Старик, оставив требник, встретился с серьезными, обращенными к нему большими глазами молодой женщины, смотревшими с совершенным доверием. Она, насколько могла, привела в порядок свой туалет, встряхнула подстилку и теперь сидела на ней, положив ладони между коленями. Что-то поражало ее в облике старика; несколько минут она с естественным любопытством разглядывала его, прежде чем позвать.
– Вы говорили, вас посадили сюда, чтобы наблюдать за мной?
– Да, именно так, дитя мое, – с тихим вздохом отозвался он, закрывая книгу и убирая ее обратно в карман. – Это очень хитрые люди… И нам нельзя забывать о том, что они у власти… И конечно же, – добавил старик спокойно-философским тоном, – и конечно же милосердный Господь позволил им встать у власти. Иначе они не получили бы ее.
– Вы имеете в виду французских анархистов и террористов, господин аббат? Комитет общественной безопасности? Всех этих грабителей и убийц, которые насилуют женщин и оскверняют веру? Не так ли?
– Увы, дитя мое, – вздохнул он.
– Тех, кто усадил вас сюда наблюдать за мной? Что-то я не совсем вас понимаю…
И какой-то странный, натянутый смех вырвался против воли у Маргариты, несмотря на то что она уже вполне успокоилась.
– Во всяком случае, вы ни на одного из них не похожи, господин аббат!
– Господь все простит, – выдохнул он, воздев протестующие руки к далеким невидимым небесам. – Как могу я, бедный слуга Господа, бороться с теми, кто издевается и насмехается над ним?!
– И тем не менее я пленница республиканцев, а вы, господин аббат, мой тюремщик.
– Увы, – снова вздохнул он. – Но я ничем не могу изменить этого, вот мое единственное оправдание. Видите ли, я находился здесь с детьми моей сестры, с Франсуа и Фелисите. Бедные невинные ягнята, которых эти исчадия ада готовы были отправить на бойню. Прошлой ночью, – быстро рассказывал он, – солдаты ворвались и вытащили их из комнаты, в которой, несмотря на творящиеся вокруг ужасы и страдания, нам удавалось быть счастливыми. Я имел возможность служить обедню, а милые дети – читать утром и вечером, сидя рядом со мной, молитвы.
Он замолчал. Из его тихих голубых глаз рвались на свободу непрошеные слезы, пока наконец некоторым из них не удалось скатиться по морщинистым щекам.

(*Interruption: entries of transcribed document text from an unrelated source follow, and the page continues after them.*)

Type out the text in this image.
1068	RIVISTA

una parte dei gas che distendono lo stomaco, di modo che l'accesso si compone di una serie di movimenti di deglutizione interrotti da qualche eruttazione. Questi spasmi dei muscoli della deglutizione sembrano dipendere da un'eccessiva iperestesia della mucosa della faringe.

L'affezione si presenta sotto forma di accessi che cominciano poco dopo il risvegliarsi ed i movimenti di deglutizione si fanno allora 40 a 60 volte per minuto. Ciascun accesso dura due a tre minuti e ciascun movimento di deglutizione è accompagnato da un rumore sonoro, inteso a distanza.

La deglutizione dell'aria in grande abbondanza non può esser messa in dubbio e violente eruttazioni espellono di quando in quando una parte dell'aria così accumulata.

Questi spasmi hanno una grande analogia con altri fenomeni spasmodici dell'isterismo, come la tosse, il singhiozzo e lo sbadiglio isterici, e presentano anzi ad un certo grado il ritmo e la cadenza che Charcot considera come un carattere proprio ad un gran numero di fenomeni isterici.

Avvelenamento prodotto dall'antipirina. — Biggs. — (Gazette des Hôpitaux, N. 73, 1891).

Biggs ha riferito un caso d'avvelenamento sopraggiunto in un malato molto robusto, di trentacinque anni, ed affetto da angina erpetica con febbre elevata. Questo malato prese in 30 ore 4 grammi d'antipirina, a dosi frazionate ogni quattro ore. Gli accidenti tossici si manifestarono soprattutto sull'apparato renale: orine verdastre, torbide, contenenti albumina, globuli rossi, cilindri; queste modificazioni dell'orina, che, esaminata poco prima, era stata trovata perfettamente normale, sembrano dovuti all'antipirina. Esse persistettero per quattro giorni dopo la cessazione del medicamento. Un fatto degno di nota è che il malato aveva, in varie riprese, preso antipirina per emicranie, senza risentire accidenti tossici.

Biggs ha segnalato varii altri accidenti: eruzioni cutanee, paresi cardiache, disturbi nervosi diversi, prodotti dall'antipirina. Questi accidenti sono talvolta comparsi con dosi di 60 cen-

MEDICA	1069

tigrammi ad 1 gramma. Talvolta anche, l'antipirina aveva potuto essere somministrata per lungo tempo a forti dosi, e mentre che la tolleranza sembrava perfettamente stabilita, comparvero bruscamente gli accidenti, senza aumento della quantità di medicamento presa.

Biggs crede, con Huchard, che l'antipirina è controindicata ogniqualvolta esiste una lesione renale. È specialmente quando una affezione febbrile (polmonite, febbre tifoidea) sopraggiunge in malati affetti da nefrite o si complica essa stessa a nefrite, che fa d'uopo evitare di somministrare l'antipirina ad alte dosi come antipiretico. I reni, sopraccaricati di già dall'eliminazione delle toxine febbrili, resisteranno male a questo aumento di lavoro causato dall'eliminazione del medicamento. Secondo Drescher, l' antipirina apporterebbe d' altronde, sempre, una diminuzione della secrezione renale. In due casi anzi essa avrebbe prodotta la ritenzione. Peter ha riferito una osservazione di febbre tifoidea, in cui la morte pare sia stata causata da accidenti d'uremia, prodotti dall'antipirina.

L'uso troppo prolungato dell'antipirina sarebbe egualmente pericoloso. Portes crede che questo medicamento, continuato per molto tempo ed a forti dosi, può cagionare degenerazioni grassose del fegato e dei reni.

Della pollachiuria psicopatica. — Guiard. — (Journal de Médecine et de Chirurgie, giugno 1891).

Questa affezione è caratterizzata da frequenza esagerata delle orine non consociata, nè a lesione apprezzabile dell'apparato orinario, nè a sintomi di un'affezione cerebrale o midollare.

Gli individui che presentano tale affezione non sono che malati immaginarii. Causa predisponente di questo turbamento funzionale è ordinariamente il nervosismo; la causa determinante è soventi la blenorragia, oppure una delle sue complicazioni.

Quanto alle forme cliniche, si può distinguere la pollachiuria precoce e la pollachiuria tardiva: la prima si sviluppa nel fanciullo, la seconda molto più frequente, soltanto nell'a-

Маргарита, уже не думая о своей душевной боли и страданиях, почувствовала, что все ее существо стремится к этому доброму, возвышенно-простодушному в своем несчастье старику.
Однако она ничего ему не сказала, и после непродолжительного молчания аббат продолжил:
– Утащив детей, они принесли сюда вас, дитя мое, и уложили на ту подстилку, где обычно лежала Фелисите. Вы были очень бледны. Вас бросили на пол, будто загнанного волками ягненка. Глаза ваши были закрыты, вы пребывали в блаженном бесчувствии. Перед этим меня вызвали к начальнику тюрьмы и сказали, что на некоторое время вы будете помещены в эту камеру и что я должен буду днем и ночью наблюдать за вами, и если я… – старик замолчал.

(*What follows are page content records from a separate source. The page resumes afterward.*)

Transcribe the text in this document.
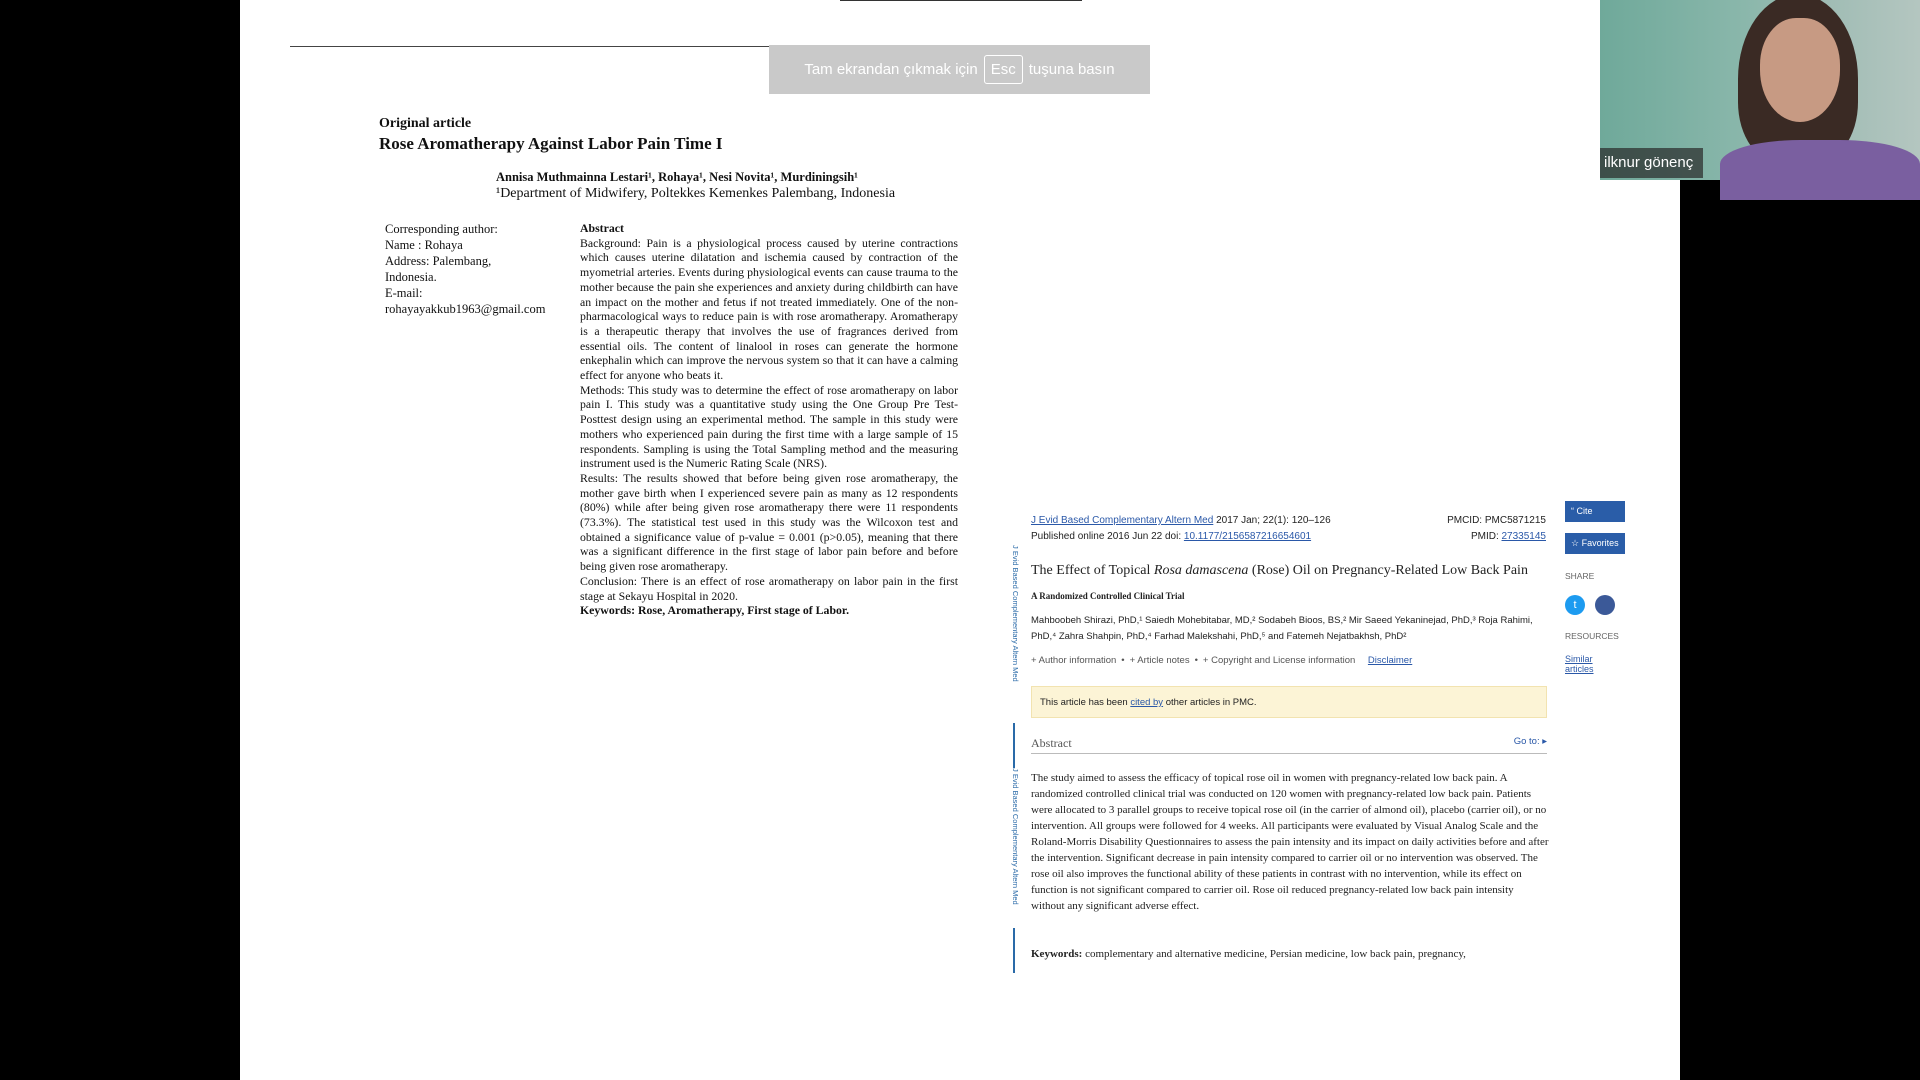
Tam ekrandan çıkmak için Esc tuşuna basın
Original article
Rose Aromatherapy Against Labor Pain Time I
Annisa Muthmainna Lestari¹, Rohaya¹, Nesi Novita¹, Murdiningsih¹
¹Department of Midwifery, Poltekkes Kemenkes Palembang, Indonesia
Corresponding author:
Name : Rohaya
Address: Palembang,
Indonesia.
E-mail:
rohayayakkub1963@gmail.com

Abstract

Background: Pain is a physiological process caused by uterine contractions which causes uterine dilatation and ischemia caused by contraction of the myometrial arteries. Events during physiological events can cause trauma to the mother because the pain she experiences and anxiety during childbirth can have an impact on the mother and fetus if not treated immediately. One of the non-pharmacological ways to reduce pain is with rose aromatherapy. Aromatherapy is a therapeutic therapy that involves the use of fragrances derived from essential oils. The content of linalool in roses can generate the hormone enkephalin which can improve the nervous system so that it can have a calming effect for anyone who beats it.

Methods: This study was to determine the effect of rose aromatherapy on labor pain I. This study was a quantitative study using the One Group Pre Test-Posttest design using an experimental method. The sample in this study were mothers who experienced pain during the first time with a large sample of 15 respondents. Sampling is using the Total Sampling method and the measuring instrument used is the Numeric Rating Scale (NRS).

Results: The results showed that before being given rose aromatherapy, the mother gave birth when I experienced severe pain as many as 12 respondents (80%) while after being given rose aromatherapy there were 11 respondents (73.3%). The statistical test used in this study was the Wilcoxon test and obtained a significance value of p-value = 0.001 (p>0.05), meaning that there was a significant difference in the first stage of labor pain before and before being given rose aromatherapy.

Conclusion: There is an effect of rose aromatherapy on labor pain in the first stage at Sekayu Hospital in 2020.

Keywords: Rose, Aromatherapy, First stage of Labor.	J Evid Based Complementary Altern Med
J Evid Based Complementary Altern Med
J Evid Based Complementary Altern Med 2017 Jan; 22(1): 120–126
Published online 2016 Jun 22 doi: 10.1177/2156587216654601
PMCID: PMC5871215
PMID: 27335145
The Effect of Topical Rosa damascena (Rose) Oil on Pregnancy-Related Low Back Pain
A Randomized Controlled Clinical Trial
Mahboobeh Shirazi, PhD,¹ Saiedh Mohebitabar, MD,² Sodabeh Bioos, BS,² Mir Saeed Yekaninejad, PhD,³ Roja Rahimi, PhD,⁴ Zahra Shahpin, PhD,⁴ Farhad Malekshahi, PhD,⁵ and Fatemeh Nejatbakhsh, PhD²
+ Author information • + Article notes • + Copyright and License information Disclaimer
This article has been cited by other articles in PMC.
Abstract	Go to: ▸
The study aimed to assess the efficacy of topical rose oil in women with pregnancy-related low back pain. A randomized controlled clinical trial was conducted on 120 women with pregnancy-related low back pain. Patients were allocated to 3 parallel groups to receive topical rose oil (in the carrier of almond oil), placebo (carrier oil), or no intervention. All groups were followed for 4 weeks. All participants were evaluated by Visual Analog Scale and the Roland-Morris Disability Questionnaires to assess the pain intensity and its impact on daily activities before and after the intervention. Significant decrease in pain intensity compared to carrier oil or no intervention was observed. The rose oil also improves the functional ability of these patients in contrast with no intervention, while its effect on function is not significant compared to carrier oil. Rose oil reduced pregnancy-related low back pain intensity without any significant adverse effect.
Keywords: complementary and alternative medicine, Persian medicine, low back pain, pregnancy,
“ Cite
☆ Favorites
SHARE
t
RESOURCES
Similar articles
ilknur gönenç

Видимо, то, что он собирался теперь сказать, было непросто выразить в словах. Порывшись в карманах, он достал большой носовой платок в красно-зеленую клетку и отер лоб. Руки его тряслись теперь совершенно явственно, а голос дрожал.
– И что, господин аббат, если вы?.. – осторожно спросила Маргарита.
– Они сказали мне: если я хочу, чтобы Франсуа и Фелисите были на свободе, я должен хорошенько за вами присматривать. Если вы убежите, то и меня, и детей на другой же день гильотинируют.
В комнате стало неправдоподобно тихо. Аббат, сжав дрожащие пальцы, сидел неподвижно, – и молча, не шевелясь, сидела и Маргарита. Последние слова старика медленно проникали в ее сознание, и пока она полностью не осознала значения всего сказанного, она ничего не могла произнести.
Прошло еще несколько мгновений. Маргарита поняла, что это означает не столько даже для нее, сколько для ее мужа. Через какое-то время, попав в новую бездну безграничного отчаяния, она вдруг обрела радостную надежду, нахлынувшую на нее едва ли не против воли; ту триумфальную надежду, которая теперь, на фоне страшной скалы бесчеловечной жестокости и коварства, стала видна ей так отчетливо, что Маргарита содрогнулась от ужасающей ясности того, что она опять безвозвратно утратила.
Никакие замки и запоры, никакие самые крепкие и неприступные башни крепостей не смогут настолько надежно приковать Маргариту Блейкни к ее узилищу, как это непреодолимое для нее условие: «Если вы убежите, то и меня, и детей на другой же день гильотинируют».